A bruised and battered BJ Penn arrived at the post-fight press conference with his RVCA hat pulled down over his eyes and answered questions from the media following his 3rd round TKO loss to Frankie Edgar at the TUF 19 Finale on Sunday.
The once great ‘Prodigy’ confirmed that this is the end of his career, but he just had to step back in the cage one last time to eliminate all doubts in his mind. Following his lost to Rory MacDonald in December of 2012, BJ Penn had announced he was walking away, but as tough as he is–sometimes for his own good–BJ decided to return to fight his rival, Frankie Edgar one more time.
“This is the end,” Penn said. “I’m thinking to myself ‘why did you step back in the Octagon after the beating that Rory MacDonald gave you’. And the reason is because I really needed to find out. If I didn’t make this night happen for myself, I would have always wondered, would’ve always went back and forth and begged Dana to let me get back in. I guess I just needed some closure.”

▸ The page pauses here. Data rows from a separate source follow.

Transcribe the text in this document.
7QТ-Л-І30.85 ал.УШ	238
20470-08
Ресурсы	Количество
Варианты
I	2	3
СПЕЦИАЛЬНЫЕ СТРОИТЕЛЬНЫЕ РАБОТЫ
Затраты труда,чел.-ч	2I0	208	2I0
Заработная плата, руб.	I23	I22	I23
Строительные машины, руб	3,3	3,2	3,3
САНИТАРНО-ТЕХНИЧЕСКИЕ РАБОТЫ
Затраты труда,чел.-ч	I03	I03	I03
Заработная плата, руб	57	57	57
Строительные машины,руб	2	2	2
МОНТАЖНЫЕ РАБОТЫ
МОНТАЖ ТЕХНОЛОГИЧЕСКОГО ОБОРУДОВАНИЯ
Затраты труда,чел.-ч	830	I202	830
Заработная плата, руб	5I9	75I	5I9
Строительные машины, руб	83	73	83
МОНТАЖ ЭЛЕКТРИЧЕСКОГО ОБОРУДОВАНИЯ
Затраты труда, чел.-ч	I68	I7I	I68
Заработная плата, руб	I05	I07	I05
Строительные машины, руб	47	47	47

“The biggest regret would’ve been if I didn’t get into the ring tonight,” Penn said. “because I’d always wonder. And I’d always kick myself in the butt, and complain to Dana and complain to everybody ‘man I could’ve did it again. But now I know for sure that I can’t.”
At 35 years old, Penn came to realization that he could not compete with the top fighters in the UFC at this stage in his career. The former UFC lightweight and welterweight champion has had the sport surpass him, and the UFC is now full of hungry young quality fighters, Penn just cannot match.
“I realized it takes a high, high energy level to compete with the top people in the world. You could have every technique in the world figured out, you could have this and that, and all your theories ready to go. The bottom line is you need a high energy level to compete against these guys.”
Among the many accomplishments throughout BJ Penn’s 14 year professional MMA career, he’s never been afraid to fight anyone at any weight class–competing from heavyweight to featherweight, achieving a 16-10-2 record. But BJ Penn was much more than just his record, he was an entertainer, someone that would get people to tune in and watch whenever it was his turn to fight. Penn was one of the ones to help build the lightweight class and help establish it as a legitimate weight class that now help benefit fighters such as Frankie Edgar.
BJ Penn joked that his greatest accomplish was walking out of the fight tonight, but speaking honestly, “My best moment in the UFC, now that I look back, I’m going to have to look at my biggest accomplishment, it’s the two belts in the two weight classes. I really wanted to see if I could make it three,” Penn said.
Penn was overcome with emotion in the middle of answering a question posed to him regarding what his legacy is in the sport, after thinking long and hard, “My lasting legacy now is going to be in the highlight reels. Dana gave me an opportunity to work with the UFC gyms, and do different things. I can continue to feed myself–” said Penn as he broke down and put his head on the table.
Dana White chimed in, answering for him, “He’s one of the greatest 155lbers of all-time. He built that weight class. And he was responsible for building the UFC, that’s his legacy.”
BJ Penn continues to appreciate the support shown to him by the fans through out his career, who Penn believes can connect with him because he’s just a normal human being.
“It’s always been so amazing, the support I got. I would get more famous every time I lose a fight. People just could connect with me. They felt that I was just a normal human being,” Penn said. “I think the appeal was here he is, he’s just a normal guy just like us and he’s giving it his all.”
BJ Penn ended the press conference by throwing him the shaka for the last time, as he got up out of his seat.